The government is stabilizing the areas through fighting the so-called insurgencies; these groups claim to be allied with SPLM-IO led by the first vice president designate Dr. Riek Machar, but they have failed to abide by the 2015 August peace deal, and the national army has a mandate to protect the lives and property against any disturbances, Lueth said.
The government has mechanisms in place to hold unruly soldiers responsible, he said. "As I am talking to you now, we have some SPLA soldiers who have been dismissed" because of abuses they committed in one way or another, he added.
South Sudan Army spokesman Col.
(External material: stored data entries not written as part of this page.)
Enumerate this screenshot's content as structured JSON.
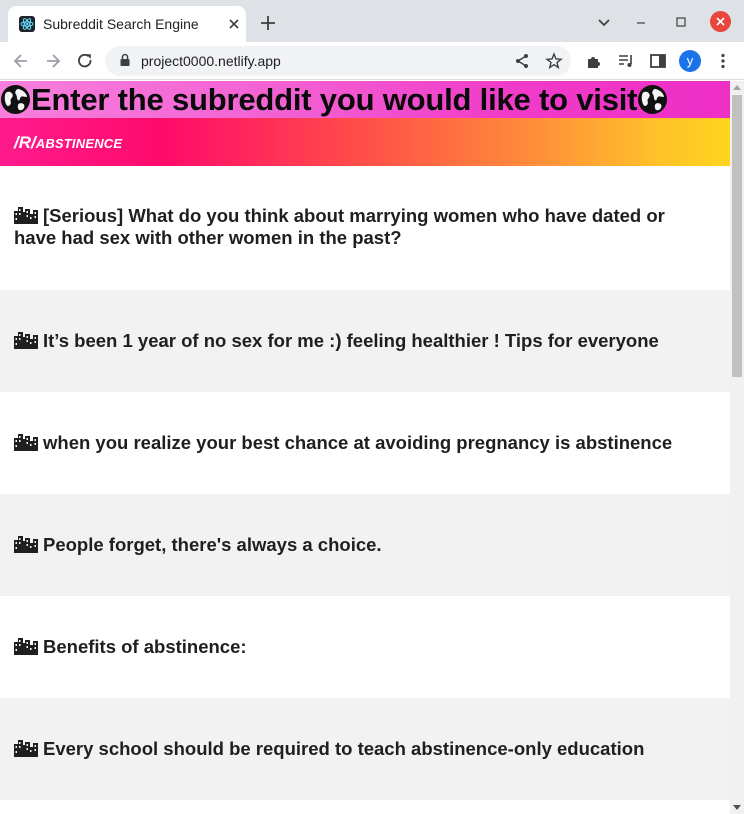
{
  "browser": {
    "tab_title": "Subreddit Search Engine",
    "url": "project0000.netlify.app",
    "avatar_letter": "y"
  },
  "page": {
    "heading": "Enter the subreddit you would like to visit",
    "subreddit_prefix": "/R/",
    "subreddit_name": "ABSTINENCE",
    "posts": [
      {
        "title": "[Serious] What do you think about marrying women who have dated or have had sex with other women in the past?"
      },
      {
        "title": "It’s been 1 year of no sex for me :) feeling healthier ! Tips for everyone"
      },
      {
        "title": "when you realize your best chance at avoiding pregnancy is abstinence"
      },
      {
        "title": "People forget, there's always a choice."
      },
      {
        "title": "Benefits of abstinence:"
      },
      {
        "title": "Every school should be required to teach abstinence-only education"
      }
    ]
  },
  "colors": {
    "hero_gradient": [
      "#f77fdd",
      "#ee2fc6"
    ],
    "subbar_gradient": [
      "#ff1b8d",
      "#ff4a4a",
      "#ffd51e"
    ],
    "row_alt": "#f2f2f2"
  },
  "icons": {
    "heading_icon": "globe-icon",
    "post_icon": "cityscape-icon"
  }
}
Marko Mayol said the SPLA’s mandate is to protect civilians, not rape or kill them.
“There might be some few undisciplined soldiers that misbehave with the community but then the SPLA don't compromise on indiscipline," Mayol said.
Last month, a United Nations report said South Sudan’s main warring faction was killing, abducting, displacing civilians and destroying property despite a peace deal they both signed to end over two years of violence.
A peace deal signed in August 2015 between President Salva Kiir and rebel leader Riek Machar is stalling amid a dispute over Kiir’s reorganization of the oil-producing country into 28 states.
More than 10,000 people have been killed and over two million displaced after a political dispute within South Sudan’s ruling party, SPLM, sparked off a civil war in 2013.
According to Human Rights Watch, fighting between government armed forces, the SPLA, and local armed groups, known as “Arrow Boys” began in May 2015, and has since spread across Western Equatoria.
Both the South Sudanese government and its armed opposition faction have made commitments to support justice for crimes against civilians since the conflict began in December 2013, but there have never been any domestic investigations into alleged abuses, despite several calls for a probe.